Un recente studio condotto da Censis Confcooperative, intitolato “Intelligenza artificiale e persone: chi servirà a chi?“, ha analizzato l’impatto dell’IA sul mercato del lavoro italiano. La ricerca, presentata a Roma, stima che circa 6 milioni di lavoratori potrebbero perdere il proprio impiego nei prossimi anni, sostituiti dall’intelligenza artificiale nei processi produttivi.
Nonostante questo scenario preoccupante, lo studio evidenzia anche potenziali benefici economici: entro il 2035, il PIL italiano potrebbe crescere dell’1,8%, equivalente a circa 38 miliardi di euro, proprio grazie all’implementazione dell’IA.
I lavoratori più a rischio
L’avanzamento dell’intelligenza artificiale minaccia diverse categorie professionali, in particolare quelle con mansioni facilmente automatizzabili.

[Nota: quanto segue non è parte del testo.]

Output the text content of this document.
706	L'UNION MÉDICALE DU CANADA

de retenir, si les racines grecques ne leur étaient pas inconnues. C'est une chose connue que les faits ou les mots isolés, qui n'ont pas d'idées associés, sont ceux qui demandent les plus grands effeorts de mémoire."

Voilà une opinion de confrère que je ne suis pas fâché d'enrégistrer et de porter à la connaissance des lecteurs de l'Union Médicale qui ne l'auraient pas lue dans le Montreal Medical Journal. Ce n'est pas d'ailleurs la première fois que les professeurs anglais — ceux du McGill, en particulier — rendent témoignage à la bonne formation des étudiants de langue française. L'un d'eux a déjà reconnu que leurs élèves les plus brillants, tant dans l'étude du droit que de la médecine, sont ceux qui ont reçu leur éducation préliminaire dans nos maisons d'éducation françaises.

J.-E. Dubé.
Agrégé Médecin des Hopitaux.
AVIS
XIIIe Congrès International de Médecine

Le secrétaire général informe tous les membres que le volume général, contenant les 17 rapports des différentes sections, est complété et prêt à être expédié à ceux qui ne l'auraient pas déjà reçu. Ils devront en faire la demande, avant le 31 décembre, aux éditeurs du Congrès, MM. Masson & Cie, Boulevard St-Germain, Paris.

Secondo il rapporto Censis Confcooperative, i professionisti maggiormente esposti sono contabili, tecnici bancari, statistici, matematici, periti, tesorieri e ragionieri, le cui attività potrebbero essere completamente digitalizzate.
Un dato preoccupante emerge dall’analisi: le donne sembrano essere più vulnerabili agli effetti della sostituzione tecnologica rispetto agli uomini. Paradossalmente, anche i lavoratori con elevato livello d’istruzione, inclusi i laureati, risultano più a rischio rispetto a chi possiede titoli di studio inferiori, poiché spesso impiegati in ruoli che richiedono competenze analitiche e organizzative ora replicabili dall’IA.
L’impatto in numeri
Secondo il rapporto Censis Confcooperative, l’impatto dell’intelligenza artificiale sul mondo del lavoro sarà significativo nei prossimi anni. Almeno 15 milioni di lavoratori subiranno conseguenze sulla propria professione entro il 2035: di questi, circa 6 milioni rischiano di essere completamente sostituiti, mentre altri 9 milioni vedranno l’IA affiancarli nelle loro mansioni quotidiane.
Il fenomeno interesserà anche professioni considerate tradizionalmente più sicure: avvocati, notai, magistrati, dirigenti, psicologi e archeologi potrebbero essere parzialmente sostituiti in alcune funzioni specifiche.
La situazione italiana mostra un certo ritardo: solo l’8,2% delle imprese italiane utilizza attualmente tecnologie di intelligenza artificiale, una percentuale nettamente inferiore rispetto al 19,7% della Germania e alla media europea del 13,5%. Anche rispetto a Francia (9,91%) e Spagna (19,7%), l’Italia evidenzia un divario preoccupante, particolarmente marcato nei settori del commercio e della manifattura. Le previsioni indicano che nei prossimi anni il 27% delle ore lavorate in Europa sarà automatizzato, con impatti maggiori nelle aree della ristorazione, del supporto d’ufficio e della produzione industriale.
Come sottolinea il presidente di Confcooperative Maurizio Gardini, è fondamentale un cambio di rotta negli investimenti tecnologici, mettendo però sempre le persone “al centro del modello di sviluppo con l’intelligenza artificiale al servizio dei lavoratori e non viceversa“.